Yo, Gaudí by Xavier Güell

Yo, Gaudí by Xavier Güell

autor:Xavier Güell
La lengua: spa
Format: epub
Tags: Crónica, Memorias
publicado: 2019-09-03T22:00:00+00:00


CARTA XI

Puigcerdá, hotel Europa

28 de abril de 1911

Mi querido amigo:

Ayer salí a dar un paseo con Santaló. El aire de la mañana era tan intenso que me costaba respirar. Lo inhalaba lentamente, para después expulsarlo con una cadencia precisa. Mi alma era como un globo vacío al que inyectaran un soplo vivificador. La naturaleza se desplegaba ante mis ojos y cuando ya creía desvelada la luz más pura, esta se desprendía aún de un último velo: el color verde de los árboles, con toda suerte de tonalidades, se agitaba con un suave ronroneo; el cielo iba cayendo en limpios pedazos de azul, salpicados por destellos de plata, y a lo lejos, nieves rezagadas envolvían las crestas de las montañas. Era todo tan hermoso que las lágrimas velaban mi vista. Anduve despacio, mesurando cada paso, con la sensación de que me costaría llegar hasta el lago a pesar de estar próximo.

No habíamos recorrido ni treinta metros cuando salió a nuestro encuentro el alcalde de la localidad. Era un hombre fornido, con los ojos saltones y las cejas como la cresta de un gallo.

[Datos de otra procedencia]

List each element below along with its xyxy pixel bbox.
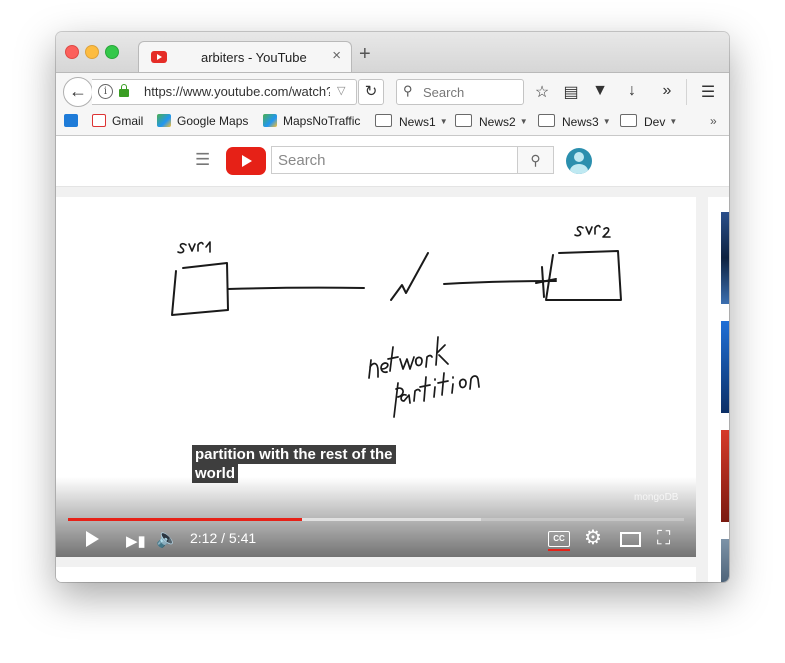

Su nariz parecía el pico de un águila y sus mandíbulas tenían tal firmeza que inspiraban temor. El alcalde se quitó el sombrero, e inclinando la cabeza, me dijo:

—Señor Gaudí, si bien las circunstancias no son las mejores, es un honor tenerle con nosotros. Espero que con los aires de la Cerdaña recupere pronto la salud. Cuente con nosotros para lo que sea necesario.

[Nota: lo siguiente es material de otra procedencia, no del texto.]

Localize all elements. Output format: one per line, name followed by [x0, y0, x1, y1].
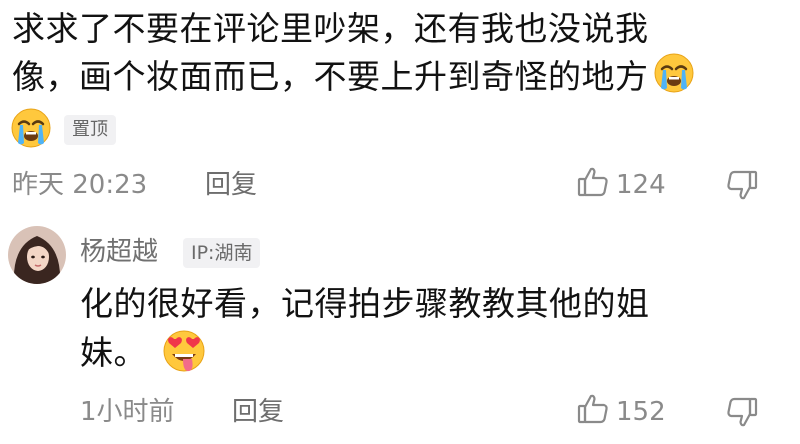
comment-reply-button[interactable]: 回复: [205, 165, 257, 205]
reply-like-button[interactable]: 152: [576, 392, 666, 432]
heart-eyes-tongue-face-icon: [161, 328, 207, 387]
comment-dislike-button[interactable]: [725, 168, 759, 206]
pinned-row: 置顶: [10, 107, 116, 153]
reply-text: 化的很好看，记得拍步骤教教其他的姐 妹。: [80, 280, 780, 387]
comment-timestamp: 昨天 20:23: [12, 170, 148, 200]
comment-line-2: 像，画个妆面而已，不要上升到奇怪的地方: [12, 52, 792, 106]
reply-dislike-button[interactable]: [725, 395, 759, 433]
crying-face-icon: [653, 52, 695, 106]
comment-like-button[interactable]: 124: [576, 165, 666, 205]
reply-timestamp: 1小时前: [80, 397, 175, 427]
pinned-badge: 置顶: [64, 115, 116, 145]
thumbs-down-icon: [725, 397, 759, 433]
ip-location-badge: IP:湖南: [183, 238, 261, 268]
reply-like-count: 152: [616, 397, 666, 427]
reply-line-1: 化的很好看，记得拍步骤教教其他的姐: [80, 284, 650, 323]
thumbs-up-icon: [576, 165, 616, 206]
comment-line-2-text: 像，画个妆面而已，不要上升到奇怪的地方: [12, 57, 649, 96]
thumbs-up-icon: [576, 392, 616, 433]
reply-reply-button[interactable]: 回复: [232, 392, 284, 432]
reply-line-2-text: 妹。: [80, 333, 147, 372]
avatar[interactable]: [8, 226, 66, 284]
comment-text: 求求了不要在评论里吵架，还有我也没说我 像，画个妆面而已，不要上升到奇怪的地方: [12, 6, 792, 106]
reply-line-2: 妹。: [80, 328, 780, 387]
thumbs-down-icon: [725, 170, 759, 206]
comment-line-1: 求求了不要在评论里吵架，还有我也没说我: [12, 9, 649, 48]
comment-like-count: 124: [616, 170, 666, 200]
reply-username[interactable]: 杨超越: [80, 234, 158, 270]
crying-face-icon: [10, 107, 52, 153]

Santaló le informó de mis progresos, advirtiéndole, no obstante, que todavía debería permanecer en Puigcerdá varias semanas más, a lo que el alcalde repuso:

—Hace un día espléndido, aunque dentro de poco refrescará y es posible incluso que llueva. ¿Se dirigen al lago? Si quieren puedo mandarles ahí un coche para que los traiga de vuelta.

Caminamos por el estrecho sendero que rodeaba al lago. El final de la mañana parecía desgajado del tiempo. Si yo pudiese imaginar, crear otro mundo, imaginaría y crearía uno igual a este. La brisa acariciaba el agua a rachas, produciendo pequeños remolinos que se oscurecían y se aclaraban de manera alterna; un trémolo, como un escalofrío, se disolvía en la neblina que flotaba sobre la superficie; los árboles, despeinados, rezumaban tristeza; de sus miradas parecían brotar misterios, abatimientos, ilusiones arrastradas años y años. Pasada la euforia inicial, sentí un estremecimiento. Pedí a Santaló hacer un alto en el camino y nos sentamos en un banco al borde del lago. A medida que el sol descendía, se difuminaba el brillo de las cosas y el murmullo del agua se alargaba en el gorjeo de los pájaros. Cerré los ojos y permanecí durante unos minutos perdido en ensoñaciones. De pronto te vi aparecer por la izquierda, bordeando la orilla, con la cara moteada por la luz que se filtraba entre las hojas de los árboles. Como una estatua griega, tu cabellera, del color de la miel, se ensortijaba en la frente, sobre las orejas y más abajo aún, en la nuca, enmarcando tus facciones.